As you think of Picnic Day, I encourage you to also think about our inaugural UC Davis Give Day, which runs from noon Friday to 5 p.m. Saturday. This fundraiser is to benefit students, programs and initiatives in all of our colleges and schools and in many other sectors of the university, including Intercollegiate Athletics, the arboretum and the Mondavi Center for the Performing Arts. Donations of any size can be made through our Give Day website.
I regularly share good news about our university with donors and potential donors, and the accomplishments during this past month alone have given me plenty to talk about. Here are some of them:
Our student-athletes did a terrific job last month of educating college basketball fans around the country who knew little or nothing of UC Davis. The men’s team put us on a national stage with their first-time entry in the NCAA tournament, and the women’s team advanced to the third round of the National Invitation Tournament. In one week, more than 2.7 million people saw men’s and women’s basketball content published by UC Davis and UC Davis Athletics on social media. One of the key messages that got across in the news media is that these players are high academic achievers. Indeed, they were studying for finals during these tournaments.
Professor Andrés Reséndez became the third member of our history faculty to win a Bancroft Prize in American History and Diplomacy for his book The Other Slavery: The Uncovered Story of Indian Enslavement in America. Professor Reséndez builds a case that enslavement was more responsible than epidemics for the decimation of native populations across North America.
I was pleased to learn that our Grand Canyon website, which beautifully chronicles a group of UC Davis students and their professors on their scientific journey down the Colorado River, earned our Strategic Communications staff a Grand Gold trophy in this spring’s Council for Advancement and Support of Education District VII contest.
In fact, UC Davis took home more awards than any other educational institution in the regional competition, which honors excellence in communications, marketing and development. The awards, 32 in all, included a Grand Gold to Development and Alumni Relations for creating a centralized gift-processing system and recognized development officer Pam Pacelli as this year’s “Rising Star” for her help raising more than $7 million in gifts and pledges for the College of Agricultural and Environmental Sciences.
UC Davis does not offer a journalism major, but we have no shortage of Aggies who caught the news bug working on The California Aggie.
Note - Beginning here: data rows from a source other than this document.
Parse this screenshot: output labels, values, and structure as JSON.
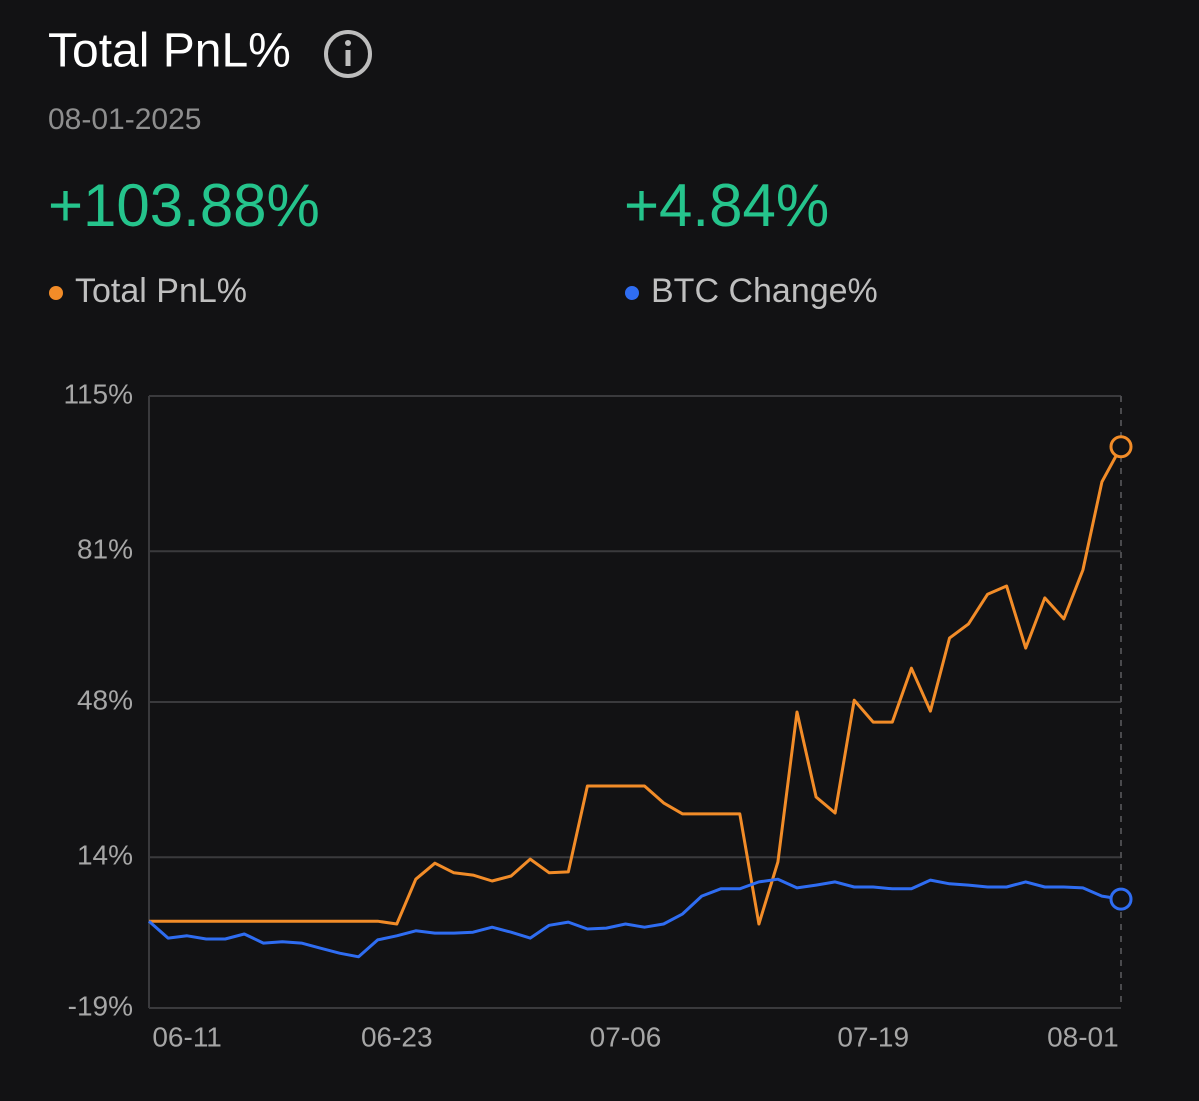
{
  "chart_data": {
    "type": "line",
    "title": "Total PnL%",
    "date": "08-01-2025",
    "stats": [
      "+103.88%",
      "+4.84%"
    ],
    "categories": [
      null,
      null,
      "06-11",
      null,
      null,
      null,
      null,
      null,
      null,
      null,
      null,
      null,
      null,
      "06-23",
      null,
      null,
      null,
      null,
      null,
      null,
      null,
      null,
      null,
      null,
      null,
      "07-06",
      null,
      null,
      null,
      null,
      null,
      null,
      null,
      null,
      null,
      null,
      null,
      null,
      "07-19",
      null,
      null,
      null,
      null,
      null,
      null,
      null,
      null,
      null,
      null,
      "08-01",
      null,
      null
    ],
    "series": [
      {
        "name": "Total PnL%",
        "color": "#f28c28",
        "values": [
          0,
          0,
          0,
          0,
          0,
          0,
          0,
          0,
          0,
          0,
          0,
          0,
          0,
          -0.6,
          9.2,
          12.7,
          10.6,
          10.1,
          8.8,
          9.9,
          13.6,
          10.6,
          10.8,
          29.6,
          29.6,
          29.6,
          29.6,
          25.9,
          23.5,
          23.5,
          23.5,
          23.5,
          -0.6,
          13.0,
          45.8,
          27.2,
          23.7,
          48.4,
          43.6,
          43.6,
          55.4,
          46.0,
          62.0,
          65.1,
          71.6,
          73.4,
          59.8,
          70.8,
          66.2,
          76.9,
          96.2,
          103.88
        ]
      },
      {
        "name": "BTC Change%",
        "color": "#2f6df2",
        "values": [
          0,
          -3.7,
          -3.2,
          -3.9,
          -3.9,
          -2.8,
          -4.8,
          -4.5,
          -4.8,
          -5.9,
          -7.0,
          -7.8,
          -4.1,
          -3.2,
          -2.1,
          -2.6,
          -2.6,
          -2.4,
          -1.3,
          -2.4,
          -3.7,
          -0.9,
          -0.2,
          -1.7,
          -1.5,
          -0.6,
          -1.3,
          -0.6,
          1.6,
          5.5,
          7.1,
          7.1,
          8.6,
          9.2,
          7.3,
          7.9,
          8.6,
          7.5,
          7.5,
          7.1,
          7.1,
          9.0,
          8.2,
          7.9,
          7.5,
          7.5,
          8.6,
          7.5,
          7.5,
          7.3,
          5.5,
          4.84
        ]
      }
    ],
    "ylim": [
      -19,
      115
    ],
    "yticks": [
      {
        "value": -19,
        "label": "-19%"
      },
      {
        "value": 14,
        "label": "14%"
      },
      {
        "value": 48,
        "label": "48%"
      },
      {
        "value": 81,
        "label": "81%"
      },
      {
        "value": 115,
        "label": "115%"
      }
    ],
    "grid": true,
    "stat_color": "#25c48c"
  }
}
Two of them, Matthias Gafni ’98 and Angela Ruggiero ’10, are on the team of East Bay Times journalists who won this year’s Pulitzer Prize in Breaking News Reporting for their “relentless” coverage of Oakland’s horrific “Ghost Ship” warehouse fire, and for exposing the city’s failure to take actions that might have prevented it. The team went to great lengths to profile each of the many creative young men and women who perished the night of Dec. 2, including two undergraduates and a recent alumnus of UC Berkeley.
UC Davis placed first in the world for agricultural economics and policy in the Center for World University Rankings. We also placed among the top 10 in 17 other subjects based on the number of research articles published in top-tier journals.
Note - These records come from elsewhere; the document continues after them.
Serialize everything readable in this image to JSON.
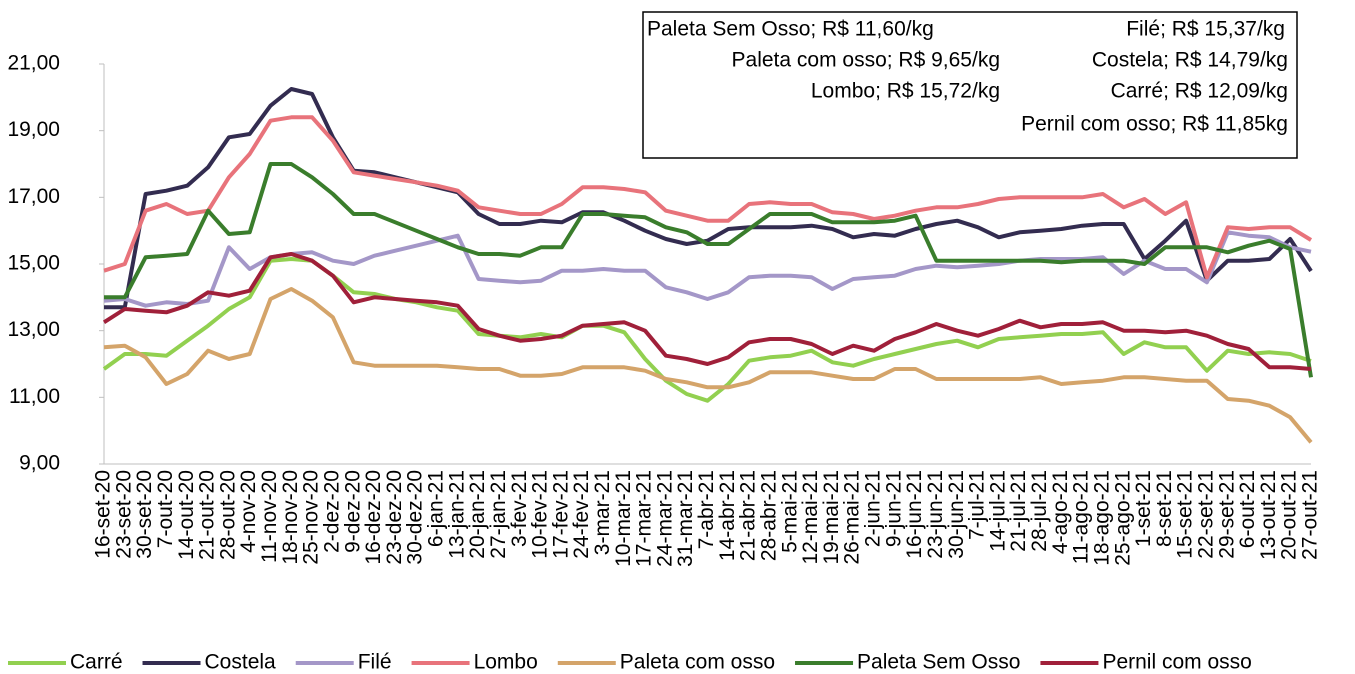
{
  "chart_data": {
    "type": "line",
    "categories": [
      "16-set-20",
      "23-set-20",
      "30-set-20",
      "7-out-20",
      "14-out-20",
      "21-out-20",
      "28-out-20",
      "4-nov-20",
      "11-nov-20",
      "18-nov-20",
      "25-nov-20",
      "2-dez-20",
      "9-dez-20",
      "16-dez-20",
      "23-dez-20",
      "30-dez-20",
      "6-jan-21",
      "13-jan-21",
      "20-jan-21",
      "27-jan-21",
      "3-fev-21",
      "10-fev-21",
      "17-fev-21",
      "24-fev-21",
      "3-mar-21",
      "10-mar-21",
      "17-mar-21",
      "24-mar-21",
      "31-mar-21",
      "7-abr-21",
      "14-abr-21",
      "21-abr-21",
      "28-abr-21",
      "5-mai-21",
      "12-mai-21",
      "19-mai-21",
      "26-mai-21",
      "2-jun-21",
      "9-jun-21",
      "16-jun-21",
      "23-jun-21",
      "30-jun-21",
      "7-jul-21",
      "14-jul-21",
      "21-jul-21",
      "28-jul-21",
      "4-ago-21",
      "11-ago-21",
      "18-ago-21",
      "25-ago-21",
      "1-set-21",
      "8-set-21",
      "15-set-21",
      "22-set-21",
      "29-set-21",
      "6-out-21",
      "13-out-21",
      "20-out-21",
      "27-out-21"
    ],
    "series": [
      {
        "name": "Carré",
        "color": "#92d050",
        "values": [
          11.85,
          12.3,
          12.3,
          12.25,
          12.7,
          13.15,
          13.65,
          14.0,
          15.1,
          15.15,
          15.1,
          14.65,
          14.15,
          14.1,
          13.95,
          13.85,
          13.7,
          13.6,
          12.9,
          12.85,
          12.8,
          12.9,
          12.8,
          13.15,
          13.15,
          12.95,
          12.15,
          11.5,
          11.1,
          10.9,
          11.4,
          12.1,
          12.2,
          12.25,
          12.4,
          12.05,
          11.95,
          12.15,
          12.3,
          12.45,
          12.6,
          12.7,
          12.5,
          12.75,
          12.8,
          12.85,
          12.9,
          12.9,
          12.95,
          12.3,
          12.65,
          12.5,
          12.5,
          11.8,
          12.4,
          12.3,
          12.35,
          12.3,
          12.09
        ]
      },
      {
        "name": "Costela",
        "color": "#332c50",
        "values": [
          13.7,
          13.7,
          17.1,
          17.2,
          17.35,
          17.9,
          18.8,
          18.9,
          19.75,
          20.25,
          20.1,
          18.8,
          17.8,
          17.75,
          17.6,
          17.45,
          17.3,
          17.15,
          16.5,
          16.2,
          16.2,
          16.3,
          16.25,
          16.55,
          16.55,
          16.3,
          16.0,
          15.75,
          15.6,
          15.7,
          16.05,
          16.1,
          16.1,
          16.1,
          16.15,
          16.05,
          15.8,
          15.9,
          15.85,
          16.05,
          16.2,
          16.3,
          16.1,
          15.8,
          15.95,
          16.0,
          16.05,
          16.15,
          16.2,
          16.2,
          15.15,
          15.7,
          16.3,
          14.5,
          15.1,
          15.1,
          15.15,
          15.75,
          14.79
        ]
      },
      {
        "name": "Filé",
        "color": "#a497c8",
        "values": [
          13.9,
          13.95,
          13.75,
          13.85,
          13.8,
          13.9,
          15.5,
          14.85,
          15.2,
          15.3,
          15.35,
          15.1,
          15.0,
          15.25,
          15.4,
          15.55,
          15.7,
          15.85,
          14.55,
          14.5,
          14.45,
          14.5,
          14.8,
          14.8,
          14.85,
          14.8,
          14.8,
          14.3,
          14.15,
          13.95,
          14.15,
          14.6,
          14.65,
          14.65,
          14.6,
          14.25,
          14.55,
          14.6,
          14.65,
          14.85,
          14.95,
          14.9,
          14.95,
          15.0,
          15.1,
          15.15,
          15.15,
          15.15,
          15.2,
          14.7,
          15.1,
          14.85,
          14.85,
          14.45,
          15.95,
          15.85,
          15.8,
          15.5,
          15.37
        ]
      },
      {
        "name": "Lombo",
        "color": "#e8737b",
        "values": [
          14.8,
          15.0,
          16.6,
          16.8,
          16.5,
          16.6,
          17.6,
          18.3,
          19.3,
          19.4,
          19.4,
          18.7,
          17.75,
          17.65,
          17.55,
          17.45,
          17.35,
          17.2,
          16.7,
          16.6,
          16.5,
          16.5,
          16.8,
          17.3,
          17.3,
          17.25,
          17.15,
          16.6,
          16.45,
          16.3,
          16.3,
          16.8,
          16.85,
          16.8,
          16.8,
          16.55,
          16.5,
          16.35,
          16.45,
          16.6,
          16.7,
          16.7,
          16.8,
          16.95,
          17.0,
          17.0,
          17.0,
          17.0,
          17.1,
          16.7,
          16.95,
          16.5,
          16.85,
          14.6,
          16.1,
          16.05,
          16.1,
          16.1,
          15.72
        ]
      },
      {
        "name": "Paleta com osso",
        "color": "#d4a46a",
        "values": [
          12.5,
          12.55,
          12.2,
          11.4,
          11.7,
          12.4,
          12.15,
          12.3,
          13.95,
          14.25,
          13.9,
          13.4,
          12.05,
          11.95,
          11.95,
          11.95,
          11.95,
          11.9,
          11.85,
          11.85,
          11.65,
          11.65,
          11.7,
          11.9,
          11.9,
          11.9,
          11.8,
          11.55,
          11.45,
          11.3,
          11.3,
          11.45,
          11.75,
          11.75,
          11.75,
          11.65,
          11.55,
          11.55,
          11.85,
          11.85,
          11.55,
          11.55,
          11.55,
          11.55,
          11.55,
          11.6,
          11.4,
          11.45,
          11.5,
          11.6,
          11.6,
          11.55,
          11.5,
          11.5,
          10.95,
          10.9,
          10.75,
          10.4,
          9.65
        ]
      },
      {
        "name": "Paleta Sem Osso",
        "color": "#3a7d2c",
        "values": [
          14.0,
          14.0,
          15.2,
          15.25,
          15.3,
          16.6,
          15.9,
          15.95,
          18.0,
          18.0,
          17.6,
          17.1,
          16.5,
          16.5,
          16.25,
          16.0,
          15.75,
          15.5,
          15.3,
          15.3,
          15.25,
          15.5,
          15.5,
          16.5,
          16.5,
          16.45,
          16.4,
          16.1,
          15.95,
          15.6,
          15.6,
          16.05,
          16.5,
          16.5,
          16.5,
          16.25,
          16.25,
          16.25,
          16.3,
          16.45,
          15.1,
          15.1,
          15.1,
          15.1,
          15.1,
          15.1,
          15.05,
          15.1,
          15.1,
          15.1,
          15.0,
          15.5,
          15.5,
          15.5,
          15.35,
          15.55,
          15.7,
          15.45,
          11.6
        ]
      },
      {
        "name": "Pernil com osso",
        "color": "#a0203a",
        "values": [
          13.25,
          13.65,
          13.6,
          13.55,
          13.75,
          14.15,
          14.05,
          14.2,
          15.2,
          15.3,
          15.1,
          14.65,
          13.85,
          14.0,
          13.95,
          13.9,
          13.85,
          13.75,
          13.05,
          12.85,
          12.7,
          12.75,
          12.85,
          13.15,
          13.2,
          13.25,
          13.0,
          12.25,
          12.15,
          12.0,
          12.2,
          12.65,
          12.75,
          12.75,
          12.6,
          12.3,
          12.55,
          12.4,
          12.75,
          12.95,
          13.2,
          13.0,
          12.85,
          13.05,
          13.3,
          13.1,
          13.2,
          13.2,
          13.25,
          13.0,
          13.0,
          12.95,
          13.0,
          12.85,
          12.6,
          12.45,
          11.9,
          11.9,
          11.85
        ]
      }
    ],
    "ylim": [
      9,
      21
    ],
    "yticks": [
      {
        "value": 9,
        "label": "9,00"
      },
      {
        "value": 11,
        "label": "11,00"
      },
      {
        "value": 13,
        "label": "13,00"
      },
      {
        "value": 15,
        "label": "15,00"
      },
      {
        "value": 17,
        "label": "17,00"
      },
      {
        "value": 19,
        "label": "19,00"
      },
      {
        "value": 21,
        "label": "21,00"
      }
    ],
    "annotations": [
      "Paleta Sem Osso; R$ 11,60/kg",
      "Filé; R$ 15,37/kg",
      "Paleta com osso; R$ 9,65/kg",
      "Costela; R$ 14,79/kg",
      "Lombo; R$ 15,72/kg",
      "Carré; R$ 12,09/kg",
      "Pernil com osso; R$ 11,85kg"
    ],
    "legend": "bottom"
  }
}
No one who knows Professor Dave Rizzo, chair of the Department of Plant Pathology, was surprised by his selection as this year’s winner of the UC Davis Prize for Undergraduate Teaching and Scholarly Achievement. His students say his energy and enthusiasm are boundless. He leads them on forest trips to make his subject come alive, and allows his undergraduates to gain valuable research experience by participating in his own investigations into plant diseases.
I want to make a further point about this award. We often hear the claim that the time a professor spends doing research is time taken away from instruction. At UC Davis, we know this is not true. When teachers pursue their own research, they are better able to keep their students informed of the latest advances in their field, and also to inspire them with their own passion. And when researchers teach, their own work benefits from the fresh ideas and questions of their students. Excellent teaching and excellent scholarship, we know, are mutually reinforcing.